An hour later we were on a CybTrak train, trundling round the outskirts of Roanoke and heading for the mountains. CybTrak wouldn’t have been my first choice of transport, maybe not even my second or third. Like anyone else, when something’s after me I want to be getting the hell away as quickly as possible: Making a getaway on CybTrak was like taking part in a car chase while riding a pogo stick. The network is only there to transport nonperishable goods slowly round the backwoods. I could have made better time just running. But within a few minutes of leaving the compound I saw that there was a higher priority than speed: getting the spares somewhere contained, manageable and away from normal eyes.
They tried their best, David and Suej in particular. They’d all sat up nights and dreamed aloud of some day setting foot beyond the fence. I used to hear snatches of these conversations sometimes, as I dozed over a book at the other side of the control room. I’d let them talk, though I knew—or thought I did—that it could never happen. A release from pain, some better place. Everyone needs a religion, some unseen good to yearn toward.
The moment I actually got them out, they froze. It was too much. Way, way too much. Most stopped dead in their tracks, trying to inventory the new things one by one. As the new things started with the black road at their feet and continued indefinitely in every direction, I sensed it could take a while. Ragald went to the other extreme, tuning everything out and thrumming instead with a blind and nervous joy which pulled each limb in a different direction and threatened to tear him apart. Mr. Two gazed meditatively across the hill, turning in a slow circle and intoning the word “spatula” at regular intervals, and Jenny stood slightly apart, trying to occupy as little space as possible.
I got them moving eventually, but it was like trying to hurry a group of children on acid through a toy factory. Every step was too magical to understand, never mind leave behind.
There was a T-junction thirty yards up the hill. I couldn’t remember where the two choices went, and squinted in both directions. One seemed to head round a hill, probably toward the town; the other looked as if it headed off toward the south end of the Blue Ridge Parkway. We didn’t want to go to Roanoke—hell, who does?—so I took them right instead.

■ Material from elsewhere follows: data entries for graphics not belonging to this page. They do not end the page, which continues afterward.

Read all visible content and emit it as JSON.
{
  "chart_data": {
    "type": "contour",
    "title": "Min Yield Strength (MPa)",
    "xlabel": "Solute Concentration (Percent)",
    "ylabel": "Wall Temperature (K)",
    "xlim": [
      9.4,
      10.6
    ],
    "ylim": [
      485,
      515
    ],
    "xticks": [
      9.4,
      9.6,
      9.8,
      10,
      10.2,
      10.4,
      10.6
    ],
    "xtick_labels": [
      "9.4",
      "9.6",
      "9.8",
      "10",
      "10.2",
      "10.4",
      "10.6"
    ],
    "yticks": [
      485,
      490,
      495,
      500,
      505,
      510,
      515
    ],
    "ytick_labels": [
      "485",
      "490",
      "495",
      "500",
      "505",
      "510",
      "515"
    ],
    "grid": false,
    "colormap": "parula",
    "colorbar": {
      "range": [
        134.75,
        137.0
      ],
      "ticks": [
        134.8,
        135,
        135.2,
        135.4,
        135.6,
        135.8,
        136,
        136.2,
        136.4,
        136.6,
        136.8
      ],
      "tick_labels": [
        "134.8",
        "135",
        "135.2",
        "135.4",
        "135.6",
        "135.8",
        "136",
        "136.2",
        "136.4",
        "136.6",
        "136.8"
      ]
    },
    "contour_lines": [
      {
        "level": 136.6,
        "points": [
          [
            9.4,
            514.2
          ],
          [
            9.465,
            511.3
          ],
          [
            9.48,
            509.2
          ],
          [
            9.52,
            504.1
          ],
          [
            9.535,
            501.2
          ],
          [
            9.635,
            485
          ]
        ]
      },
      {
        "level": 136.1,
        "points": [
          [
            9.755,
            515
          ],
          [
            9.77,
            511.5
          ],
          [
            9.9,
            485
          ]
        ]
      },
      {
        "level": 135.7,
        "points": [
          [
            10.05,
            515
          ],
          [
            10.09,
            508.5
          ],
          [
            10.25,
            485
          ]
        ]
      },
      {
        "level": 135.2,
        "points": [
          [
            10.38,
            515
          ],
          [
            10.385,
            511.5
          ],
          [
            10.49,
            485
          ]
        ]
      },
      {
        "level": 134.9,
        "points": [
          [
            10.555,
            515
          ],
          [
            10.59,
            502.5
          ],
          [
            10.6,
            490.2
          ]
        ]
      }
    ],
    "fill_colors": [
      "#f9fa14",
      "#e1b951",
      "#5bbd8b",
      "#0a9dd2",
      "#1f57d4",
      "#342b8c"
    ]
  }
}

It was impossible. By dint of shouting at them I managed to focus David and Suej, but that was all. Mr. Two wouldn’t walk in a straight line, but in large bowing curves like a cat. Nanune was still trying to hide behind Ragald, and whenever the male spare turned to stare at something new, she shuffled round behind him until they were suddenly walking in another direction altogether. I could have made quicker progress walking backward on my hands. It was pitch-dark, and the temperature was dropping like a stone. I was torn between a rising panic and insane calm. The two emotions fed each other, melding together until they were transformed into some larger feeling of swift and glittering dread.
Then two yellow eyes appeared ahead, and I bundled the spares rapidly off the road. By the time the car had passed I knew that we couldn’t simply keep on walking.

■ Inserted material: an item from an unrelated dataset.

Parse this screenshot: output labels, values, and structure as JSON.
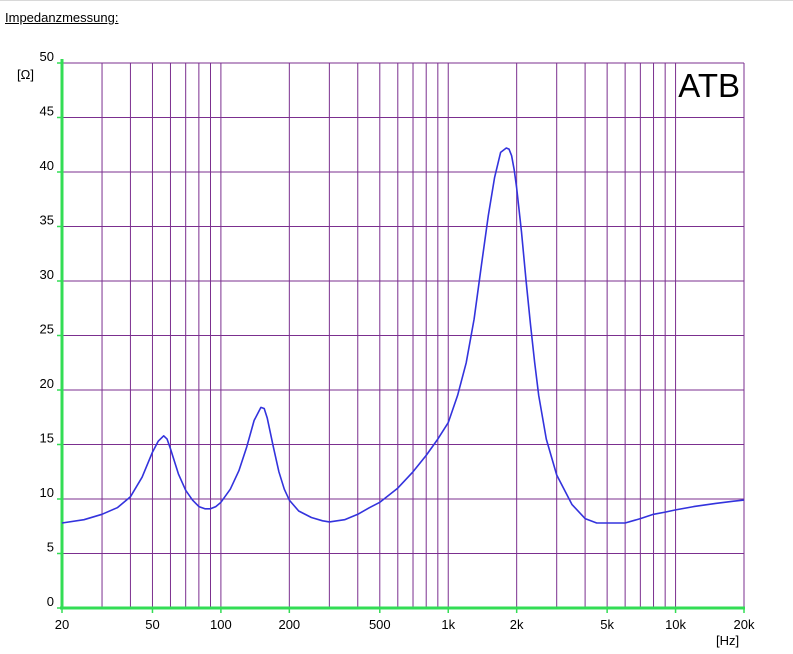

I got us a half mile up the Parkway, to a point where the trees were thickening on either side of the road. Then I collected the spares into a group, led them into the trees, and impressed upon them the importance of shutting the fuck up.
It was like being in the tunnels when the operating men came, I said—only even more important.

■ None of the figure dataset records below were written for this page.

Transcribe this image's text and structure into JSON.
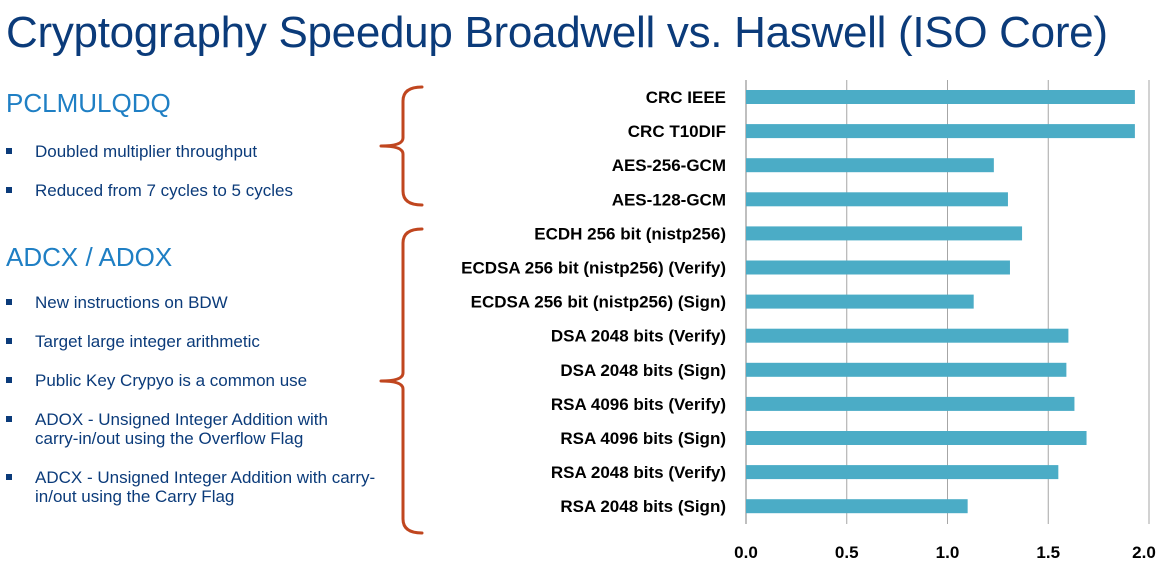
{
  "title": "Cryptography Speedup Broadwell vs. Haswell (ISO Core)",
  "sections": [
    {
      "heading": "PCLMULQDQ",
      "bullets": [
        "Doubled multiplier throughput",
        "Reduced from 7 cycles to 5 cycles"
      ]
    },
    {
      "heading": "ADCX / ADOX",
      "bullets": [
        "New instructions on BDW",
        "Target large integer arithmetic",
        "Public Key Crypyo is a common use",
        "ADOX - Unsigned Integer Addition with carry-in/out using the Overflow Flag",
        "ADCX - Unsigned Integer Addition with carry-in/out using the Carry Flag"
      ]
    }
  ],
  "chart_data": {
    "type": "bar",
    "orientation": "horizontal",
    "title": "",
    "xlabel": "",
    "ylabel": "",
    "categories": [
      "CRC IEEE",
      "CRC T10DIF",
      "AES-256-GCM",
      "AES-128-GCM",
      "ECDH 256 bit  (nistp256)",
      "ECDSA 256 bit  (nistp256) (Verify)",
      "ECDSA 256 bit  (nistp256) (Sign)",
      "DSA  2048 bits (Verify)",
      "DSA  2048 bits (Sign)",
      "RSA  4096 bits (Verify)",
      "RSA  4096 bits (Sign)",
      "RSA  2048 bits (Verify)",
      "RSA  2048 bits (Sign)"
    ],
    "values": [
      1.93,
      1.93,
      1.23,
      1.3,
      1.37,
      1.31,
      1.13,
      1.6,
      1.59,
      1.63,
      1.69,
      1.55,
      1.1
    ],
    "xlim": [
      0,
      2
    ],
    "ticks": [
      "0.0",
      "0.5",
      "1.0",
      "1.5",
      "2.0"
    ],
    "tick_values": [
      0,
      0.5,
      1,
      1.5,
      2
    ],
    "grid": true,
    "bar_color": "#4bacc6",
    "grid_color": "#a6a6a6",
    "bracket_color": "#c0461f"
  }
}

I walked away, turned back to check they were out of sight, and saw Ragald obliviously following me. I returned him to the group under Suej’s supervision, and then walked away again. From twenty yards they were invisible. They’d be safe for a little while—at least until SafetyNet came with dogs. Holding the gun up against my chest, conscious of how few cartridges I had left, I ran off to see what I could find.